WHERE orderDate >= UNIX_TIMESTAMP(CURRENT_DATE)
   AND orderDate  <= UNIX_TIMESTAMP(CURRENT_DATE + INTERVAL 7 DAY)

are different by 23 hrs, 59 minutes and 59 seconds.

they most definitely are not the same thing

let’s take CURRENT_DATE to be 2012-06-05

then this –


 WHERE orderDate >= UNIX_TIMESTAMP(CURRENT_DATE)
   AND orderDate  < UNIX_TIMESTAMP(CURRENT_DATE + INTERVAL 8 DAY)

translates to this –


 WHERE orderDate >= 1338868800
   AND orderDate  < 1339560000

meanwhile, this –


 WHERE orderDate >= UNIX_TIMESTAMP(CURRENT_DATE)
   AND orderDate <= UNIX_TIMESTAMP(CURRENT_DATE + INTERVAL 7 DAY)

translates to this –


 WHERE orderDate >= 1338868800
   AND orderDate <= 1339473600

i shall leave it to you to understand why < 1339560000 is not the same as <= 1339473600

[ insert horizontal rule here ]

i believe someone needs to learn the UNIX_TIMESTAMP function a little bit better :wink:

Awww noes, I ruineded it :confused:

Off Topic:

If the table was travelling at 0.999994212 times the speed of light relative to the database engine, then 1 second in the table’s frame of reference would be 23 hrs, 59 minutes and 59 seconds in the database engine’s frame of reference, and as such would make the two clauses identical :lol:

You can say that a few more times. I’ve told you I don’t do much MySQL. And from what little I’ve read with this occasion, it seems TIMESTAMP is not the way to go for the purpose OP intended. How come no expert pointed that out? :slight_smile:

<hr>

So, Rudy, given the above, let me understand, your solution to “the next 7 days from today” is to return orders from noon in today to noon in the 8th day? If that, than WOW!!!

<hr>

But no, because Jack is wrong.

Or maybe for you Jake? http://i1054.photobucket.com/albums/s490/itmitica/itmitica-jake-is-wrong-timestamp.png

I’m still not sure if by “12am” you really mean to say “00:00:00”?

Off Topic:

And Jack, I said this:

If by “12am” you mean midnight (24:00) […] then 24:00:00 doesn’t exist. It’s 00:00:00 for the next day.

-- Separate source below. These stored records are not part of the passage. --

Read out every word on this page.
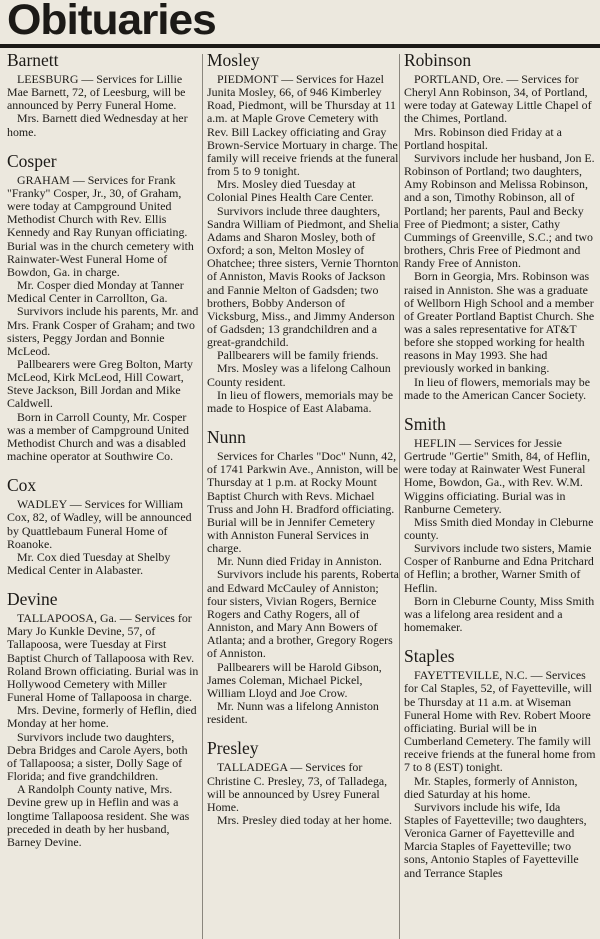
Obituaries
Barnett

LEESBURG — Services for Lillie Mae Barnett, 72, of Leesburg, will be announced by Perry Funeral Home.

Mrs. Barnett died Wednesday at her home.

Cosper

GRAHAM — Services for Frank "Franky" Cosper, Jr., 30, of Graham, were today at Campground United Methodist Church with Rev. Ellis Kennedy and Ray Runyan officiating. Burial was in the church cemetery with Rainwater-West Funeral Home of Bowdon, Ga. in charge.

Mr. Cosper died Monday at Tanner Medical Center in Carrollton, Ga.

Survivors include his parents, Mr. and Mrs. Frank Cosper of Graham; and two sisters, Peggy Jordan and Bonnie McLeod.

Pallbearers were Greg Bolton, Marty McLeod, Kirk McLeod, Hill Cowart, Steve Jackson, Bill Jordan and Mike Caldwell.

Born in Carroll County, Mr. Cosper was a member of Campground United Methodist Church and was a disabled machine operator at Southwire Co.

Cox

WADLEY — Services for William Cox, 82, of Wadley, will be announced by Quattlebaum Funeral Home of Roanoke.

Mr. Cox died Tuesday at Shelby Medical Center in Alabaster.

Devine

TALLAPOOSA, Ga. — Services for Mary Jo Kunkle Devine, 57, of Tallapoosa, were Tuesday at First Baptist Church of Tallapoosa with Rev. Roland Brown officiating. Burial was in Hollywood Cemetery with Miller Funeral Home of Tallapoosa in charge.

Mrs. Devine, formerly of Heflin, died Monday at her home.

Survivors include two daughters, Debra Bridges and Carole Ayers, both of Tallapoosa; a sister, Dolly Sage of Florida; and five grandchildren.

A Randolph County native, Mrs. Devine grew up in Heflin and was a longtime Tallapoosa resident. She was preceded in death by her husband, Barney Devine.

Mosley

PIEDMONT — Services for Hazel Junita Mosley, 66, of 946 Kimberley Road, Piedmont, will be Thursday at 11 a.m. at Maple Grove Cemetery with Rev. Bill Lackey officiating and Gray Brown-Service Mortuary in charge. The family will receive friends at the funeral from 5 to 9 tonight.

Mrs. Mosley died Tuesday at Colonial Pines Health Care Center.

Survivors include three daughters, Sandra William of Piedmont, and Shelia Adams and Sharon Mosley, both of Oxford; a son, Melton Mosley of Ohatchee; three sisters, Vernie Thornton of Anniston, Mavis Rooks of Jackson and Fannie Melton of Gadsden; two brothers, Bobby Anderson of Vicksburg, Miss., and Jimmy Anderson of Gadsden; 13 grandchildren and a great-grandchild.

Pallbearers will be family friends.

Mrs. Mosley was a lifelong Calhoun County resident.

In lieu of flowers, memorials may be made to Hospice of East Alabama.

Nunn

Services for Charles "Doc" Nunn, 42, of 1741 Parkwin Ave., Anniston, will be Thursday at 1 p.m. at Rocky Mount Baptist Church with Revs. Michael Truss and John H. Bradford officiating. Burial will be in Jennifer Cemetery with Anniston Funeral Services in charge.

Mr. Nunn died Friday in Anniston.

Survivors include his parents, Roberta and Edward McCauley of Anniston; four sisters, Vivian Rogers, Bernice Rogers and Cathy Rogers, all of Anniston, and Mary Ann Bowers of Atlanta; and a brother, Gregory Rogers of Anniston.

Pallbearers will be Harold Gibson, James Coleman, Michael Pickel, William Lloyd and Joe Crow.

Mr. Nunn was a lifelong Anniston resident.

Presley

TALLADEGA — Services for Christine C. Presley, 73, of Talladega, will be announced by Usrey Funeral Home.

Mrs. Presley died today at her home.

Robinson

PORTLAND, Ore. — Services for Cheryl Ann Robinson, 34, of Portland, were today at Gateway Little Chapel of the Chimes, Portland.

Mrs. Robinson died Friday at a Portland hospital.

Survivors include her husband, Jon E. Robinson of Portland; two daughters, Amy Robinson and Melissa Robinson, and a son, Timothy Robinson, all of Portland; her parents, Paul and Becky Free of Piedmont; a sister, Cathy Cummings of Greenville, S.C.; and two brothers, Chris Free of Piedmont and Randy Free of Anniston.

Born in Georgia, Mrs. Robinson was raised in Anniston. She was a graduate of Wellborn High School and a member of Greater Portland Baptist Church. She was a sales representative for AT&T before she stopped working for health reasons in May 1993. She had previously worked in banking.

In lieu of flowers, memorials may be made to the American Cancer Society.

Smith

HEFLIN — Services for Jessie Gertrude "Gertie" Smith, 84, of Heflin, were today at Rainwater West Funeral Home, Bowdon, Ga., with Rev. W.M. Wiggins officiating. Burial was in Ranburne Cemetery.

Miss Smith died Monday in Cleburne county.

Survivors include two sisters, Mamie Cosper of Ranburne and Edna Pritchard of Heflin; a brother, Warner Smith of Heflin.

Born in Cleburne County, Miss Smith was a lifelong area resident and a homemaker.

Staples

FAYETTEVILLE, N.C. — Services for Cal Staples, 52, of Fayetteville, will be Thursday at 11 a.m. at Wiseman Funeral Home with Rev. Robert Moore officiating. Burial will be in Cumberland Cemetery. The family will receive friends at the funeral home from 7 to 8 (EST) tonight.

Mr. Staples, formerly of Anniston, died Saturday at his home.

Survivors include his wife, Ida Staples of Fayetteville; two daughters, Veronica Garner of Fayetteville and Marcia Staples of Fayetteville; two sons, Antonio Staples of Fayetteville and Terrance Staples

I wondered why someone would try and bring a casual “12am” into a datetime discussion. :wink: That’s why I felt it necessary to clarify the 00:00:00.

<hr>

I still say they are the same thing WHEN TALKING ABOUT THE DAY PART. Can you please post a more basic example, with only days? Remember, we’re talking about days ONLY, not datetime. :wink: Maybe you’re cheating a little bit here, Rudy?! :wink:

[QUOTE=itmitică;5131064]So your solution is to return orders from noon in today to noon in the 8th day?[/QUOTE]no, my solution is to return orders from midnight this morning (CURRENT_DATE) up to but not including midnight 8 days from today (CURRENT_DATE + INTERVAL 8 DAY)

did you not understand my explanation using the actual unix epoch integer values?

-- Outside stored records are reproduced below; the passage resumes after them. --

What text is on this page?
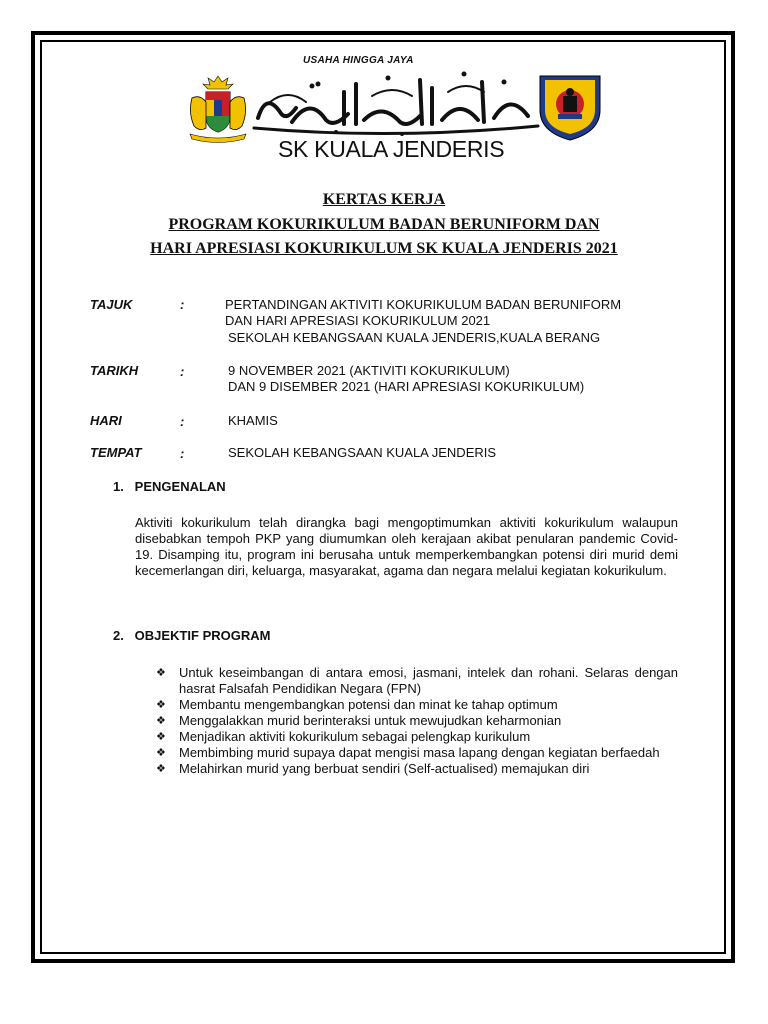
USAHA HINGGA JAYA
SK KUALA JENDERIS
KERTAS KERJA
PROGRAM KOKURIKULUM BADAN BERUNIFORM DAN
HARI APRESIASI KOKURIKULUM SK KUALA JENDERIS 2021
TAJUK	:	PERTANDINGAN AKTIVITI KOKURIKULUM BADAN BERUNIFORM
DAN HARI APRESIASI KOKURIKULUM 2021
SEKOLAH KEBANGSAAN KUALA JENDERIS,KUALA BERANG
TARIKH	:	9 NOVEMBER 2021 (AKTIVITI KOKURIKULUM)
DAN 9 DISEMBER 2021 (HARI APRESIASI KOKURIKULUM)
HARI	:	KHAMIS
TEMPAT	:	SEKOLAH KEBANGSAAN KUALA JENDERIS
1.   PENGENALAN
Aktiviti kokurikulum telah dirangka bagi mengoptimumkan aktiviti kokurikulum walaupun disebabkan tempoh PKP yang diumumkan oleh kerajaan akibat penularan pandemic Covid-19. Disamping itu, program ini berusaha untuk memperkembangkan potensi diri murid demi kecemerlangan diri, keluarga, masyarakat, agama dan negara melalui kegiatan kokurikulum.
2.   OBJEKTIF PROGRAM
❖ Untuk keseimbangan di antara emosi, jasmani, intelek dan rohani. Selaras dengan hasrat Falsafah Pendidikan Negara (FPN)
❖ Membantu mengembangkan potensi dan minat ke tahap optimum
❖ Menggalakkan murid berinteraksi untuk mewujudkan keharmonian
❖ Menjadikan aktiviti kokurikulum sebagai pelengkap kurikulum
❖ Membimbing murid supaya dapat mengisi masa lapang dengan kegiatan berfaedah
❖ Melahirkan murid yang berbuat sendiri (Self-actualised) memajukan diri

Well, according to Jake reading your query and his UNIX_TIMESTAMP interpretation, is actually “from noon this morning (CURRENT_DATE) up to but not including noon 8 days from today (CURRENT_DATE + INTERVAL 8 DAY)”. So yeah, I’m a little bit confused! :wink: LOL

<hr>

What say you about the other thing where you tried to fool me? Saying that when talking about only the day part:

i shall leave it to you to understand why < 1339560000 is not the same as <= 1339473600

when clearly they express the same day value!!!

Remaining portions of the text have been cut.